Niklas breitete die Arme aus. „Komm her. Alles okay?" Annas Herz schmerzte etwas bei dem Tonfall seiner Stimme.

Leah ließ sich von ihm in die Arme ziehen und ihr fielen beinahe sofort wieder die Augen zu. Niklas strich ihr über das Haar. „Albtraum?"

Leah nickte einfach nur und ließ den Kopf an seine Brust sinken. „Bachelorarbeit?"

Niklas atmete laut aus.

War Anna jetzt abgeschrieben? Toll, wenn die besten Freunde etwas miteinander hatten und man das dritte Rad am Wagen war. Vielleicht sollte sie einfach gehen.

Die Tür öffnete sich schon wieder. Dieses Mal kam Paul auf sie zu. Die Haare verwuschelt und ziemlich verschlafen. „Sind wir jetzt alle hier? Und warum pennt William auf dem Flur?"

„Komm her, Paulchen. Hier ist auch noch Platz für dich." Anna klopfte neben sich.

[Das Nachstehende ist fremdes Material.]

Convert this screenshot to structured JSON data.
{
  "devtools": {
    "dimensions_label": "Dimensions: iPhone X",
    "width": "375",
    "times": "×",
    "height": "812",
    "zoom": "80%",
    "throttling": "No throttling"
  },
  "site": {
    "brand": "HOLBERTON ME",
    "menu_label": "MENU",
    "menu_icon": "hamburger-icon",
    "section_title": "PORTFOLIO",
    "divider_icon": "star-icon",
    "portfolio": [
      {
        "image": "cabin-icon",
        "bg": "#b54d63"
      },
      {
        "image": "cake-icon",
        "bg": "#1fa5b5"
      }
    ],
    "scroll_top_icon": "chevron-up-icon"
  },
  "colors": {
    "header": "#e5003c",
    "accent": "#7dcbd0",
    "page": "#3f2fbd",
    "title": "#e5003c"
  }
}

Mit einem Gähnen ließ Paul sich neben sie auf die Schaukel fallen, die Arme verschränkte er vor der Brust und zog die Schultern etwas hoch.„Warum sitzen wir alle draußen?"

„Weil wir nicht alleine sind und es Leute gibt, die schlafen wollen. Ist doch nett hier." Niklas zuckte mit den Schultern und strich Leah gedankenverloren ein paar Haarsträhnen aus dem Gesicht. Sie war augenscheinlich wieder eingeschlafen.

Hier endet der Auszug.